GAE Second Generation runtimes are mix of First generation and Flexible: they offer scalability properties of First generation with no system / library constraints of Flexible. So finally criticts of First Generation vendor lock have no excuse to use App Engine :) Second generation runtime doesn't support though services of First Generation which for some there is no simple alternative or to access different products and services, everything needs to be done through client libraries. I was part of alpha preview for Second Generation of Python 3.7 and the loudest cry there (from long time / hard core users) was because of missing integrated services. Great news is that Google has already done some steps to improve that with several standalone / independent products:
Here is table which summarizes most important properties and differences.

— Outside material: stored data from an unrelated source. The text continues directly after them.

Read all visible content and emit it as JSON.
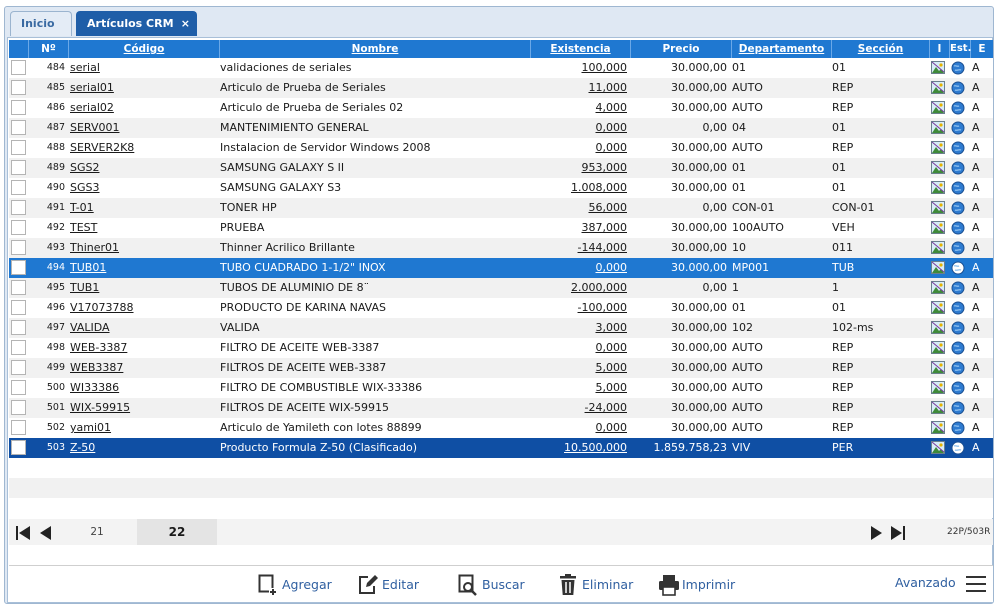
{
  "tabs": [
    {
      "label": "Inicio"
    },
    {
      "label": "Artículos CRM",
      "close": "×"
    }
  ],
  "columns": {
    "n": "Nº",
    "code": "Código",
    "name": "Nombre",
    "existencia": "Existencia",
    "precio": "Precio",
    "departamento": "Departamento",
    "seccion": "Sección",
    "i": "I",
    "est": "Est.",
    "e": "E"
  },
  "rows": [
    {
      "n": "484",
      "code": "serial",
      "name": "validaciones de seriales",
      "exist": "100,000",
      "price": "30.000,00",
      "dept": "01",
      "sec": "01",
      "est": "A"
    },
    {
      "n": "485",
      "code": "serial01",
      "name": "Articulo de Prueba de Seriales",
      "exist": "11,000",
      "price": "30.000,00",
      "dept": "AUTO",
      "sec": "REP",
      "est": "A"
    },
    {
      "n": "486",
      "code": "serial02",
      "name": "Articulo de Prueba de Seriales 02",
      "exist": "4,000",
      "price": "30.000,00",
      "dept": "AUTO",
      "sec": "REP",
      "est": "A"
    },
    {
      "n": "487",
      "code": "SERV001",
      "name": "MANTENIMIENTO GENERAL",
      "exist": "0,000",
      "price": "0,00",
      "dept": "04",
      "sec": "01",
      "est": "A"
    },
    {
      "n": "488",
      "code": "SERVER2K8",
      "name": "Instalacion de Servidor Windows 2008",
      "exist": "0,000",
      "price": "30.000,00",
      "dept": "AUTO",
      "sec": "REP",
      "est": "A"
    },
    {
      "n": "489",
      "code": "SGS2",
      "name": "SAMSUNG GALAXY S II",
      "exist": "953,000",
      "price": "30.000,00",
      "dept": "01",
      "sec": "01",
      "est": "A"
    },
    {
      "n": "490",
      "code": "SGS3",
      "name": "SAMSUNG GALAXY S3",
      "exist": "1.008,000",
      "price": "30.000,00",
      "dept": "01",
      "sec": "01",
      "est": "A"
    },
    {
      "n": "491",
      "code": "T-01",
      "name": "TONER HP",
      "exist": "56,000",
      "price": "0,00",
      "dept": "CON-01",
      "sec": "CON-01",
      "est": "A"
    },
    {
      "n": "492",
      "code": "TEST",
      "name": "PRUEBA",
      "exist": "387,000",
      "price": "30.000,00",
      "dept": "100AUTO",
      "sec": "VEH",
      "est": "A"
    },
    {
      "n": "493",
      "code": "Thiner01",
      "name": "Thinner Acrilico Brillante",
      "exist": "-144,000",
      "price": "30.000,00",
      "dept": "10",
      "sec": "011",
      "est": "A"
    },
    {
      "n": "494",
      "code": "TUB01",
      "name": "TUBO CUADRADO 1-1/2\" INOX",
      "exist": "0,000",
      "price": "30.000,00",
      "dept": "MP001",
      "sec": "TUB",
      "est": "A"
    },
    {
      "n": "495",
      "code": "TUB1",
      "name": "TUBOS DE ALUMINIO DE 8¨",
      "exist": "2.000,000",
      "price": "0,00",
      "dept": "1",
      "sec": "1",
      "est": "A"
    },
    {
      "n": "496",
      "code": "V17073788",
      "name": "PRODUCTO DE KARINA NAVAS",
      "exist": "-100,000",
      "price": "30.000,00",
      "dept": "01",
      "sec": "01",
      "est": "A"
    },
    {
      "n": "497",
      "code": "VALIDA",
      "name": "VALIDA",
      "exist": "3,000",
      "price": "30.000,00",
      "dept": "102",
      "sec": "102-ms",
      "est": "A"
    },
    {
      "n": "498",
      "code": "WEB-3387",
      "name": "FILTRO DE ACEITE WEB-3387",
      "exist": "0,000",
      "price": "30.000,00",
      "dept": "AUTO",
      "sec": "REP",
      "est": "A"
    },
    {
      "n": "499",
      "code": "WEB3387",
      "name": "FILTROS DE ACEITE WEB-3387",
      "exist": "5,000",
      "price": "30.000,00",
      "dept": "AUTO",
      "sec": "REP",
      "est": "A"
    },
    {
      "n": "500",
      "code": "WI33386",
      "name": "FILTRO DE COMBUSTIBLE WIX-33386",
      "exist": "5,000",
      "price": "30.000,00",
      "dept": "AUTO",
      "sec": "REP",
      "est": "A"
    },
    {
      "n": "501",
      "code": "WIX-59915",
      "name": "FILTROS DE ACEITE WIX-59915",
      "exist": "-24,000",
      "price": "30.000,00",
      "dept": "AUTO",
      "sec": "REP",
      "est": "A"
    },
    {
      "n": "502",
      "code": "yami01",
      "name": "Articulo de Yamileth con lotes 88899",
      "exist": "0,000",
      "price": "30.000,00",
      "dept": "AUTO",
      "sec": "REP",
      "est": "A"
    },
    {
      "n": "503",
      "code": "Z-50",
      "name": "Producto Formula Z-50 (Clasificado)",
      "exist": "10.500,000",
      "price": "1.859.758,23",
      "dept": "VIV",
      "sec": "PER",
      "est": "A"
    }
  ],
  "pager": {
    "prev_page": "21",
    "current_page": "22",
    "info": "22P/503R"
  },
  "toolbar": {
    "add": "Agregar",
    "edit": "Editar",
    "search": "Buscar",
    "delete": "Eliminar",
    "print": "Imprimir",
    "advanced": "Avanzado"
  },
  "colors": {
    "header_blue": "#1f78d1",
    "selected_row": "#1f78d1",
    "focused_row": "#0f4fa4",
    "tab_active": "#1f5ea8",
    "link_blue": "#2f5fa0"
  },
  "icons": {
    "row_image": "image-icon",
    "row_globe": "globe-icon",
    "first": "first-page-icon",
    "prev": "prev-page-icon",
    "next": "next-page-icon",
    "last": "last-page-icon",
    "add": "add-document-icon",
    "edit": "edit-icon",
    "search": "search-document-icon",
    "delete": "trash-icon",
    "print": "printer-icon",
    "menu": "hamburger-menu-icon"
  }
}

Runtime | Standard First Geneneration | Standard Second Generation | Flexible |
Supported Languages | Python 2.7, Go Java 7 PHP 5.5 | Python 2.7, Go 1.11, Java 8, PHP 7.2, Nodejs 8, 10 | Python 2.7, 3.6, Go 1.9, 1.10, 1.11, Java 8, 9, PHP 5.6, 7.0, 7.1, 7.2 Ruby .NET custom Docker image |
Restrictions | Every supported language has different constraints regarding third party libraries | No restrictions | No restrictions |
Background threads / processes | No | No | Yes |
Maximum request timeout | 60 seconds | 60 seconds | 60 minutes |
Scalability | Fast, order of seconds | Fast, order of seconds | Slow, order of minutes |
Minimum running | 0 | 0 | 1 |
Instance types | from 600MHz, 128MB to 4.8GHz, 1024MB | from 600MHz, 128MB to 4.8GHz, 1024MB | from 1 vCPU 0.9 GB to 32 vCPUs, 149.5GB where vCPU is implemented as a single hardware hyper-thread |
Cost/Pricing | from 0.05$/hour (one instance for free) | from 0.05$/hour to 0.3$/hour (one instance for free) | 0.063$ per vCPU/hour 0.009$ per GB RAM/hour 0.048$ per GB disk/month min 10GB of disk |
Few times in article I mentioned combining different runtimes in one project. This functionality is provided via Services - GAE microservice support. In other words, it's possible to deploy multiple GAE applications with independant runtimes, languages, configurations, versions which improves whole scalability and reliability.
Last advice: check if other GCP products can be used with your runtime and what kind of support there is within client libraries for other products (to have life simpler).